There is a pretty interesting article about
the history of mammals (including predatory species) in NYS from the same people who did our ecological survey at the Hawthorne Valley Farmscape Ecology Program. One of the things the article shows is how important the Adirondack park is to lingering populations of species that are otherwise gone from New York.
The game camera produced another series of bobcat shots where he is slinking through the background after some deer went through. The coat color is a very mountain-lion-esque color. Having been on the receiving end of a lot of wildlife reports from friends who know I know birds, etc., the eyewitness rule that "everything is larger when you see it" holds true.
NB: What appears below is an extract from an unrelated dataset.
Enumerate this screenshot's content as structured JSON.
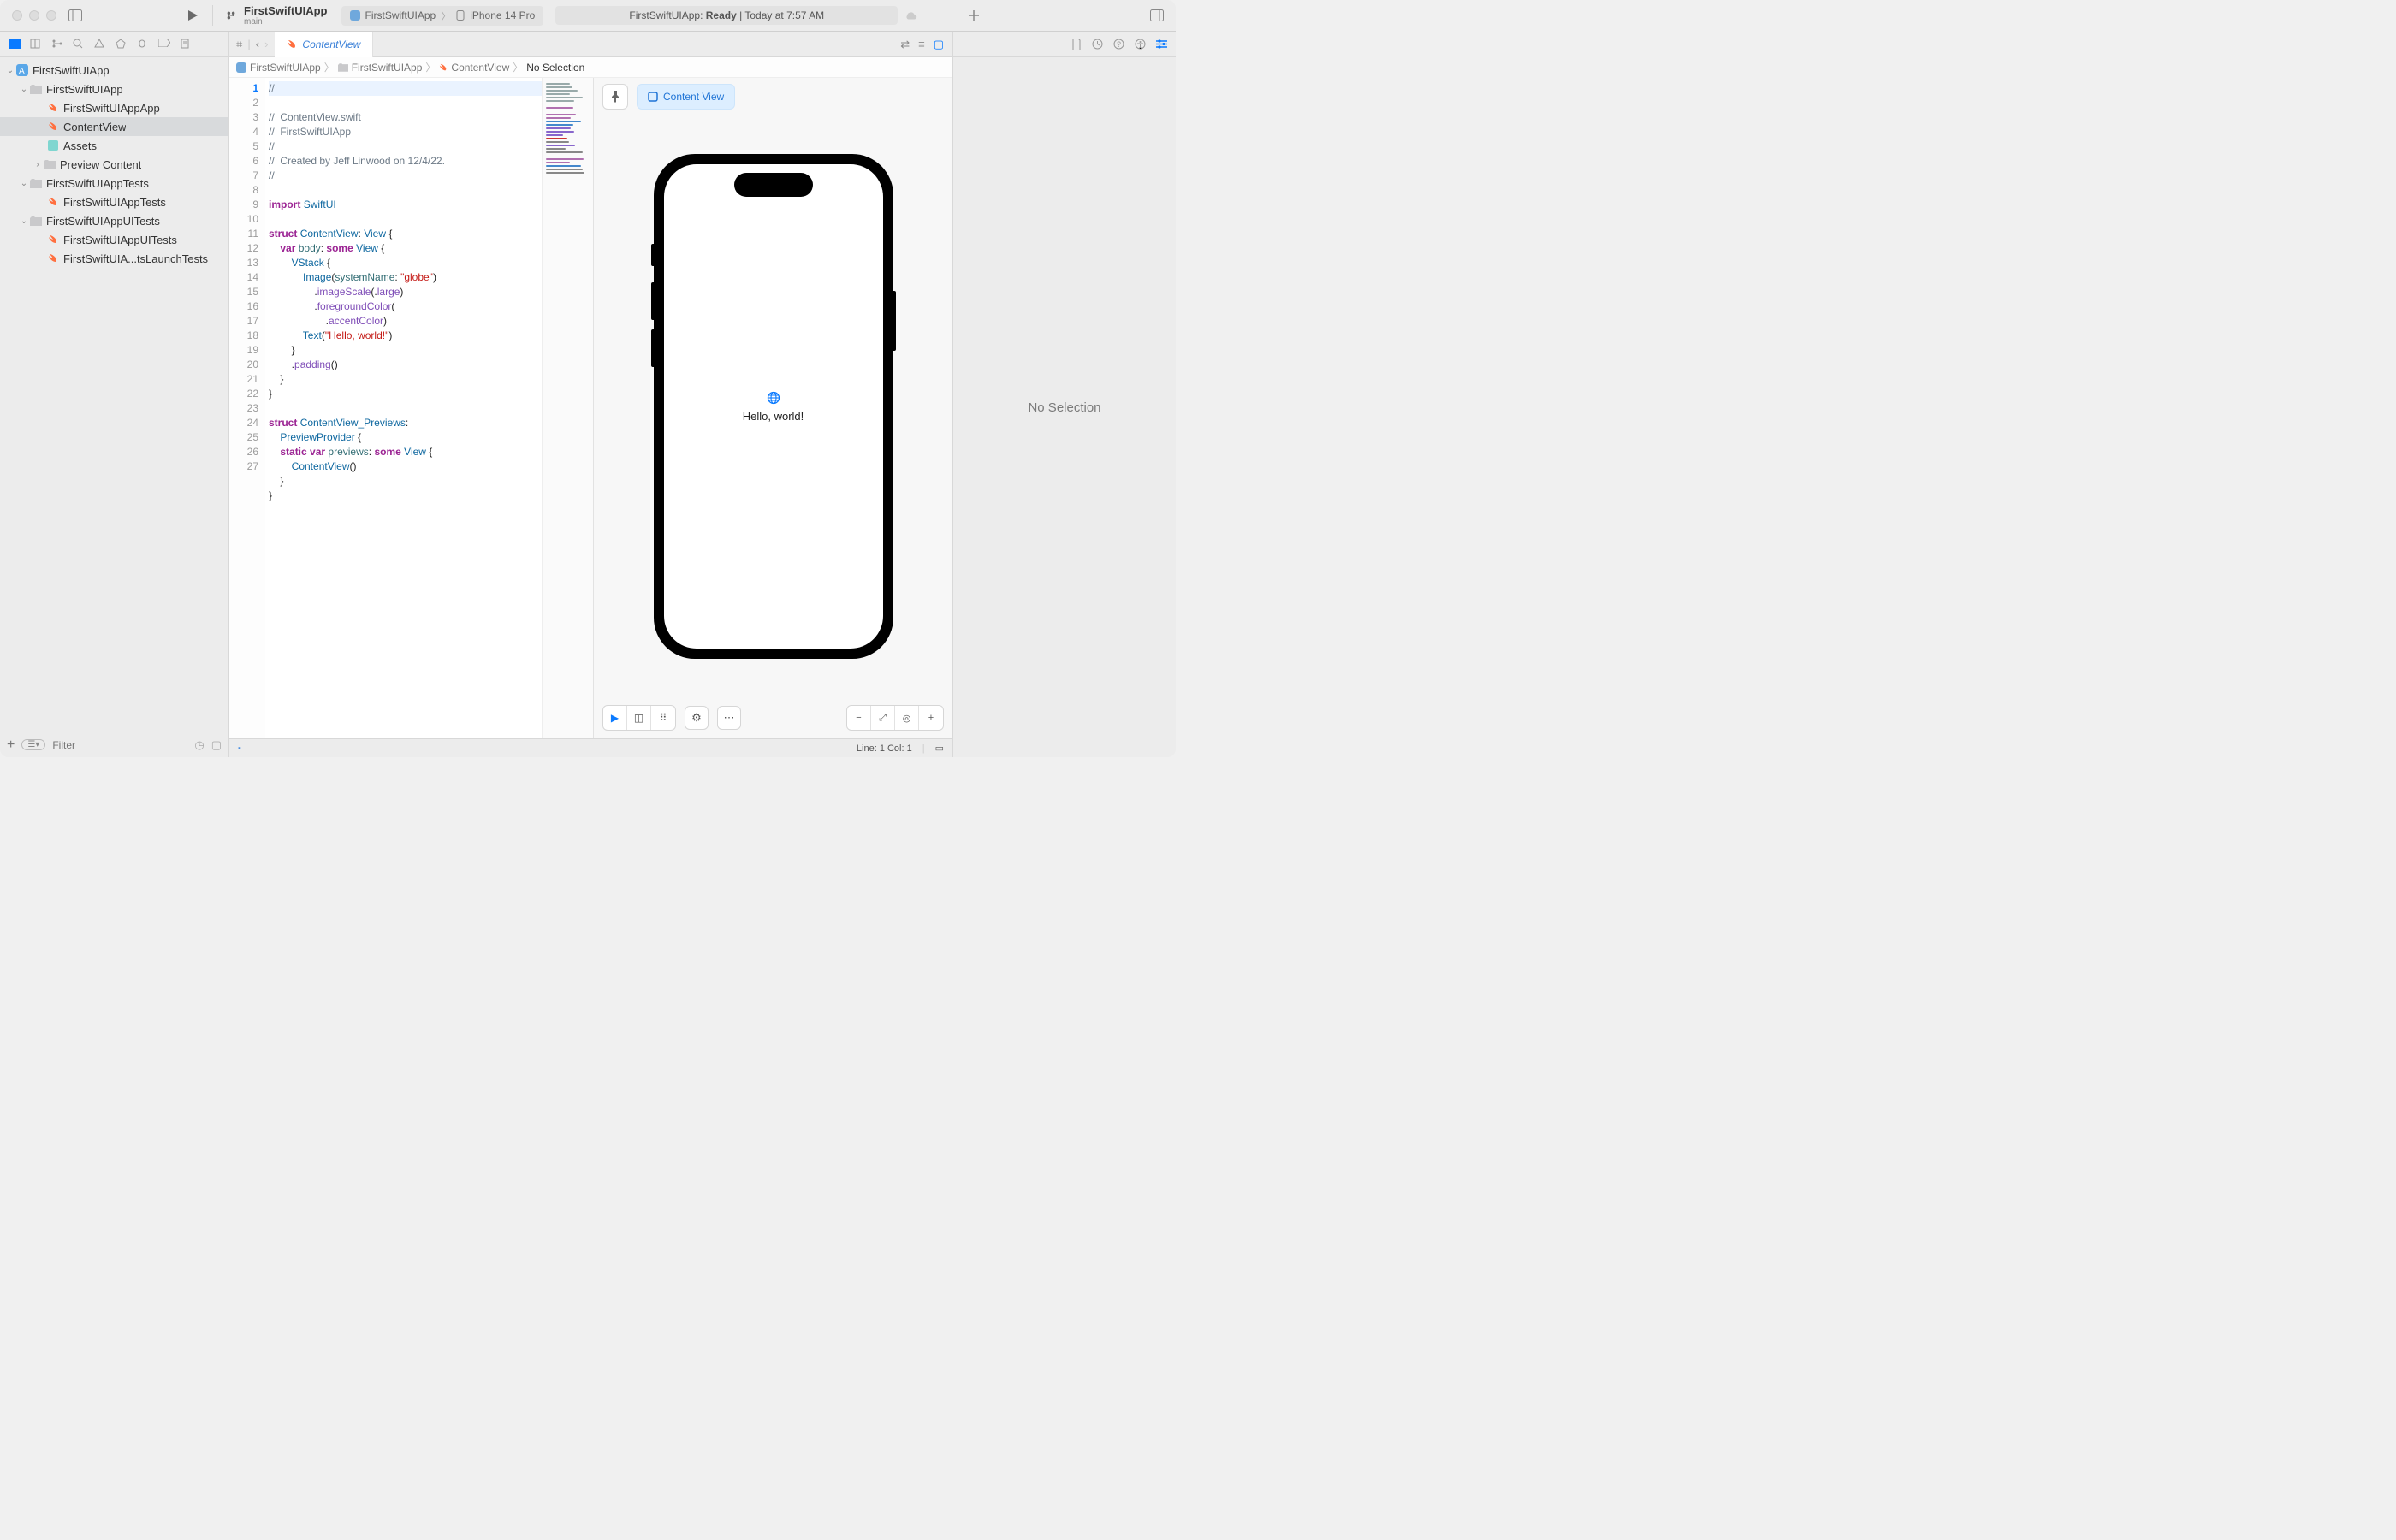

Most people don't notice animals, so when they do notice an animal - especially an exciting animal like a scarlet tanager or a bobcat - their brain magnifies the event. The other principle is that no one looks at tails. They all see the overall color and the head and if the animal looks at them, the eyes.
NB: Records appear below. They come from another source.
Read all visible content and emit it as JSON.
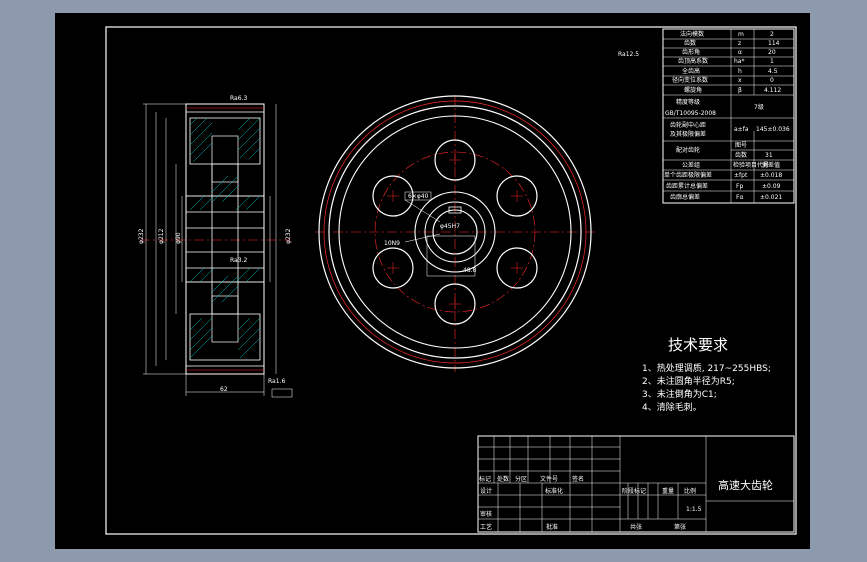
{
  "drawing": {
    "title": "高速大齿轮",
    "notes": {
      "heading": "技术要求",
      "items": [
        "1、热处理调质, 217~255HBS;",
        "2、未注圆角半径为R5;",
        "3、未注倒角为C1;",
        "4、清除毛刺。"
      ]
    },
    "params": [
      {
        "name": "法向模数",
        "sym": "m",
        "val": "2"
      },
      {
        "name": "齿数",
        "sym": "z",
        "val": "114"
      },
      {
        "name": "齿形角",
        "sym": "α",
        "val": "20"
      },
      {
        "name": "齿顶高系数",
        "sym": "ha*",
        "val": "1"
      },
      {
        "name": "全齿高",
        "sym": "h",
        "val": "4.5"
      },
      {
        "name": "径向变位系数",
        "sym": "x",
        "val": "0"
      },
      {
        "name": "螺旋角",
        "sym": "β",
        "val": "4.112"
      }
    ],
    "accuracy_label": "精度等级",
    "accuracy_std": "GB/T10095-2008",
    "accuracy_val": "7级",
    "center_label1": "齿轮副中心距",
    "center_label2": "及其极限偏差",
    "center_val": "a±fa",
    "center_dev": "145±0.036",
    "mate_label": "配对齿轮",
    "mate_row1": "图号",
    "mate_row2": "齿数",
    "mate_row2_val": "31",
    "group_label": "公差组",
    "group_col2": "检验项目代号",
    "group_col3": "偏差值",
    "tol_rows": [
      {
        "name": "单个齿距极限偏差",
        "sym": "±fpt",
        "val": "±0.018"
      },
      {
        "name": "齿距累计总偏差",
        "sym": "Fp",
        "val": "±0.09"
      },
      {
        "name": "齿廓总偏差",
        "sym": "Fα",
        "val": "±0.021"
      }
    ],
    "titleblock": {
      "r1": [
        "标记",
        "处数",
        "分区",
        "文件号",
        "签名"
      ],
      "design": "设计",
      "standard": "标准化",
      "stage": "阶段标记",
      "weight": "重量",
      "scale": "比例",
      "scale_val": "1:1.5",
      "review": "审核",
      "process": "工艺",
      "approve": "批准",
      "sheets": "共张",
      "sheet": "第张"
    },
    "roughness_note": "Ra6.3",
    "keyway_label": "10N9",
    "bore_label": "φ45H7",
    "hole_label": "6×φ40"
  }
}
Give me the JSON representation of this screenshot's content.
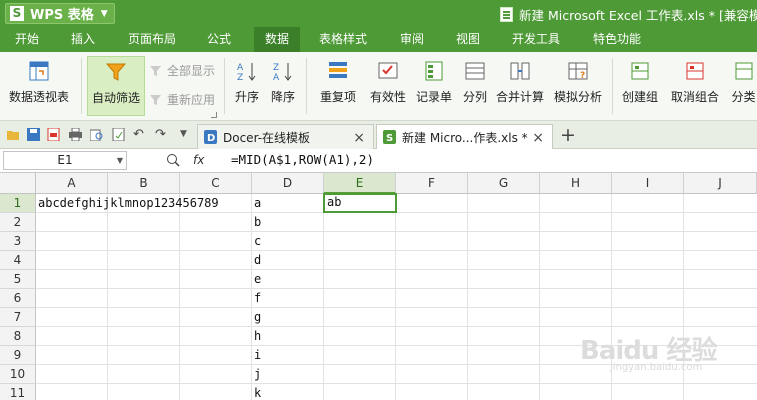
{
  "app": {
    "name": "WPS 表格",
    "logo_letter": "S",
    "window_title": "新建 Microsoft Excel 工作表.xls * [兼容模式]"
  },
  "menu": [
    "开始",
    "插入",
    "页面布局",
    "公式",
    "数据",
    "表格样式",
    "审阅",
    "视图",
    "开发工具",
    "特色功能"
  ],
  "active_menu": "数据",
  "ribbon": {
    "pivot": "数据透视表",
    "autofilter": "自动筛选",
    "show_all": "全部显示",
    "reapply": "重新应用",
    "sort_asc": "升序",
    "sort_desc": "降序",
    "duplicates": "重复项",
    "validity": "有效性",
    "record": "记录单",
    "split": "分列",
    "consolidate": "合并计算",
    "simulate": "模拟分析",
    "group": "创建组",
    "ungroup": "取消组合",
    "subtotal": "分类"
  },
  "tabs": [
    {
      "label": "Docer-在线模板",
      "close": "×"
    },
    {
      "label": "新建 Micro...作表.xls *",
      "close": "×"
    }
  ],
  "new_tab": "+",
  "formula_bar": {
    "name_box": "E1",
    "fx": "fx",
    "formula": "=MID(A$1,ROW(A1),2)"
  },
  "columns": [
    "A",
    "B",
    "C",
    "D",
    "E",
    "F",
    "G",
    "H",
    "I",
    "J"
  ],
  "rows": [
    "1",
    "2",
    "3",
    "4",
    "5",
    "6",
    "7",
    "8",
    "9",
    "10",
    "11"
  ],
  "cells": {
    "A1": "abcdefghijklmnop123456789",
    "E1": "ab",
    "D": [
      "a",
      "b",
      "c",
      "d",
      "e",
      "f",
      "g",
      "h",
      "i",
      "j",
      "k"
    ]
  },
  "selected": {
    "column": "E",
    "row": "1"
  },
  "watermark": {
    "main": "Baidu 经验",
    "sub": "jingyan.baidu.com"
  },
  "colors": {
    "accent": "#4e9a36",
    "ribbon_bg": "#f6f8f4",
    "selection": "#4e9a36"
  }
}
"That woodpecker was huge! Like a goose on a tree. I've never seen one like that before." Then they go on to describe a pileated woodpecker, which is our largest woodpecker but is smaller than a crow. No goose on a tree. But size exaggeration is an innocent product of suddenly heightened awareness of a spectacle and the resultant jolt of adrenalin.
At the same time, sightings made by farmers, hunters, hikers, etc. - people who spend a lot of time outside but are not scientists - have been elemental to establishing the presence of animals in regions where they have been thought to be extinct. Fishers are one of those animals.